Julianne continuaba hablando.
—Perdona, ¿qué decías?
—Decía que Festman tiene su sede central en Alexandria. Pero también cuentan con una oficina aquí, en Long Beach. Obviamente, operan en las dos costas.
—¿Por qué «obviamente»?
—El sónar.
—¡Ah, claro, el océano!
—Ambos océanos. Ellos se encargan de las maniobras bianuales RIMPAC —Costas del Pacífico—, y una buena parte de los desarrollos tecnológicos tienen lugar aquí también. Pero sus tentáculos llegan a todas partes.
—¿Qué quieres decir?
—Según parece, hay un índice de mortalidad más elevado de lo normal entre sus detractores. Un líder ecologista bien conocido por sus aceradas críticas sufrió hace dos veranos un accidente de montaña en Alaska: cayó por un precipicio. Y un periodista de investigación de Chicago cometió un suicidio más que dudoso. Ese tipo de cosas. Festman estuvo hace pocos años bajo un severo escrutinio.

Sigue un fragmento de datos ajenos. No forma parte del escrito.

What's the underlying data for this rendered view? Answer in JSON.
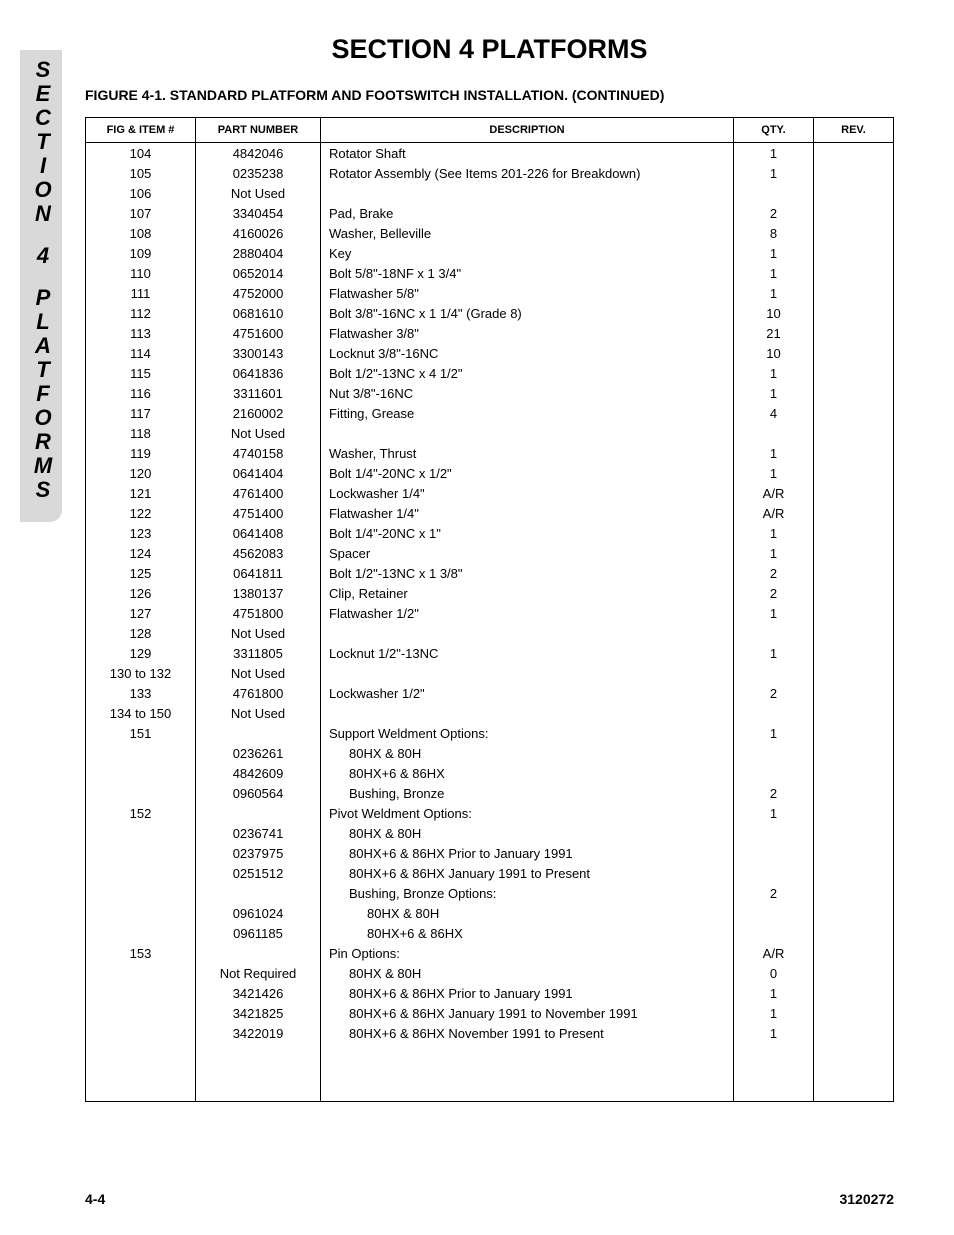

—O sea que no podían permitirse otra muerte misteriosa en su historial, como la de un célebre actor, protagonista de un documental sobre los daños causados por su sónar.
—De ahí la necesidad de un Patrick Davis, un cabeza de turco. Tal como fueron las cosas, ¿quién habría relacionado el asesinato de Keith Conner con una jodida empresa de tecnología naval? En cambio, si tú no hubieras aparecido en el escenario del crimen empuñando tu propio palo de golf ensangrentado…
—Yo no lo empuñaba.
—Como quieras. Si tú no hubieras aparecido jadeando ante el cadáver, algunos habrían planteado preguntas y tal vez habrían incluido a Keith en una serie de crímenes que han resultado muy oportunos para los intereses de Festman. —Soltó un largo suspiro, inflando los carrillos—. No sería arriesgado afirmar, me parece, que Ridgeline y Festman han mantenido una fructífera relación bastante tiempo.
Pensar en el paquete de FedEx me procuró cierto consuelo. Aquellas fructíferas relaciones debían de haber empezado a ponerse tirantes para que Ridgeline hubiera optado por tomar precauciones ante sus patronos. Por temibles que fuesen mis enemigos, al menos ahora sabía dónde se hallaban las grietas de su alianza. El CD, estuviera donde estuviera, venía a ser el santo grial para todos nosotros.
Giré la llave y arranqué lentamente.
—Espero que todo esto te resulte útil —dijo Julianne con burlona humildad.
—Eres increíble.
Por el espejo retrovisor, la vi en medio de la luz deslumbrante del parque, con el teléfono en el oído y una mano protegiéndose los ojos. Doblé la esquina y la perdí de vista, pero todavía seguía escuchándola.
—Vete con cuidado —me aconsejó—. Te estás metiendo en aguas peligrosas.